Although this post has nothing to do with the law, yet, it’s difficult to imagine a scenario involving Microsoft, T-Mobile, and hundreds of thousands of angry customers who have lost all the data from their Sidekick phones that doesn’t eventually end up becoming a legal issue, so we’re just getting a head start here.
Here’s a synopsis of the action thus far: Microsoft purchased a company called Danger, which had developed a mobile phone called a Sidekick. The Sidekick was the first phone to store users data in what’s called an online “cloud”. In other words, all the data in the phone, contact lists, events, photos, was stored in servers belonging to Microsoft, and not in the phone itself. T-Mobile has an exclusive license to provide service for Sidekick users.
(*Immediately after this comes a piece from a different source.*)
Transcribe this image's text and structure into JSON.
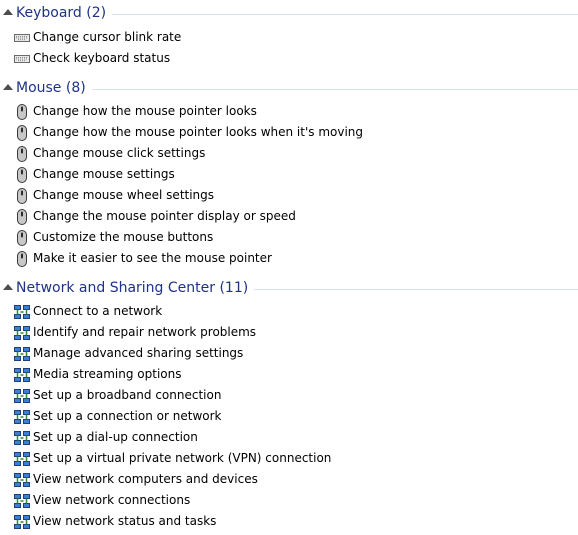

Had there been cell phones in ancient Athens, Euripides would almost certainly have written a play about what happened next. Earlier this month, the servers hosting the data cloud suffered a catastrophic failure. Users begin experiencing intermittent service outages and then the data started disappearing. Engineers began working on restoring the servers, and Sidekick users now have uninterrupted service once again. Unfortunately, a large percentage of the data has likely been lost forever says a statement released Saturday afternoon. Engineers are still working on the problem but there doesn’t appear to be much hope.
On T-Mobiles site, Sidekick’s are now listed as “temporarily out of stock”. Customers who have lost data are being offered one month of free service by T-Mobile. Call me cynical, but I have trouble believing one month of free service is going to do much to calm the angry masses…
Microsoft now says it is optimistic that much of the data previously thought lost will be recovered. Some users have already been able to retrieve missing data. T-Mobile is now offering a $100 credit for anyone that loses a substantial amount of data.